I'm trying to set up a DEG analysis with deseq2. I've been getting an error running DESeqDataSetFromMatrix and I haven't been able to figure out the source from the error message.
> dim(countdata)
[1] 34722 112
> dim(samples)
[1] 112 4
> identical(sort(colnames(countdata)), sort(rownames(samples)))
[1] TRUE
> dds <- DESeqDataSetFromMatrix(
+ countData = countdata,
+ colData = samples,
+ design = ~Dose+Compound #must match testConditon
+ )
Error in DESeqDataSetFromMatrix(countData = countdata, colData = samples, :
rownames of the colData:
Vehicle_A_Liver_16399,Vehicle_A_Liver_16400
It goes on to list many but not all of the colnames of countdata, which leads me to think that something is wrong with that, but I've confirmed above that the colnames of the count table and the rownames of the sample table are identical. Any help would be appreciated.
Did not know that was a requirement, thank you!

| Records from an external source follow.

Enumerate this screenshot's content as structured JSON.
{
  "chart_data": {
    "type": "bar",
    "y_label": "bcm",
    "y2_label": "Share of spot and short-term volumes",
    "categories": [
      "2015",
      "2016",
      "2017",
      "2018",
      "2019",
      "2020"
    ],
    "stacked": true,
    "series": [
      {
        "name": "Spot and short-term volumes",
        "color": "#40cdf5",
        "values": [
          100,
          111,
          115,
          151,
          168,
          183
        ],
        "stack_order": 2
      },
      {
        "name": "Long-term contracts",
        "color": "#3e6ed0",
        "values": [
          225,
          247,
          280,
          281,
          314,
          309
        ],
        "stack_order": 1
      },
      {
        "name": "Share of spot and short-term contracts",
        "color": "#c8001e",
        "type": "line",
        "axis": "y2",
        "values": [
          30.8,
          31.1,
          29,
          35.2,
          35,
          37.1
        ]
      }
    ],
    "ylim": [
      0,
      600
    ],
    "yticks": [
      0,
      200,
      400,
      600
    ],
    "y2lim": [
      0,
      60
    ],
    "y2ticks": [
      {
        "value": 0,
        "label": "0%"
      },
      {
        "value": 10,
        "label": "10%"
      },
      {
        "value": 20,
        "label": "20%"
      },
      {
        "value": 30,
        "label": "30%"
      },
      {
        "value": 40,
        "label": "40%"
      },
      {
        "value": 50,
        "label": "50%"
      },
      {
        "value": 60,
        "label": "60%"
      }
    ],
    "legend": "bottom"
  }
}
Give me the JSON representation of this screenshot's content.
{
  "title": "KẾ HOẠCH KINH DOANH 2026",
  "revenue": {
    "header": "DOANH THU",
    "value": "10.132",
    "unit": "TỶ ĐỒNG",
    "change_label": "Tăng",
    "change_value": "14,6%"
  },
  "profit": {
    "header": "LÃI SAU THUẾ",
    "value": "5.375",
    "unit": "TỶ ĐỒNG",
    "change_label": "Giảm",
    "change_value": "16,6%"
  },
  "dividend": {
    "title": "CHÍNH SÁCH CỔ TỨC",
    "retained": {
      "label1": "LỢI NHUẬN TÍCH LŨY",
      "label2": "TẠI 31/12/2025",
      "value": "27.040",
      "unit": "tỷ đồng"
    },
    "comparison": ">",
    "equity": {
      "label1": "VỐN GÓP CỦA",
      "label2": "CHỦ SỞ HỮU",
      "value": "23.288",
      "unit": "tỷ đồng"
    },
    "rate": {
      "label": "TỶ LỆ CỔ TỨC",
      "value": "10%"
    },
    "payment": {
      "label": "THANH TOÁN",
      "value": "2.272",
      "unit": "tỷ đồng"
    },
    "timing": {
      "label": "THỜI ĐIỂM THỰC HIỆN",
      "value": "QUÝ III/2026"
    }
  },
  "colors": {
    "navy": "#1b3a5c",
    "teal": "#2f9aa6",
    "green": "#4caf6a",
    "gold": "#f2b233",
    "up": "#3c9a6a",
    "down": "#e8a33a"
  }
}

A DESeqDataSet is a subclass of a RangedSummarizedExperiment, and the colData slot is intended to describe the columns of the 'assays' slot. So there is a check when you instantiate a new object that the rownames of the colData and the colnames of the samples (which ends up in the 'assays' slot) are identical.
That's one of the nice things about using data structures like this - they ensure that what you put together makes sense (for some definition of 'makes sense'), so it's hard to make errors that in retrospect would look silly, like mixing up which samples are which.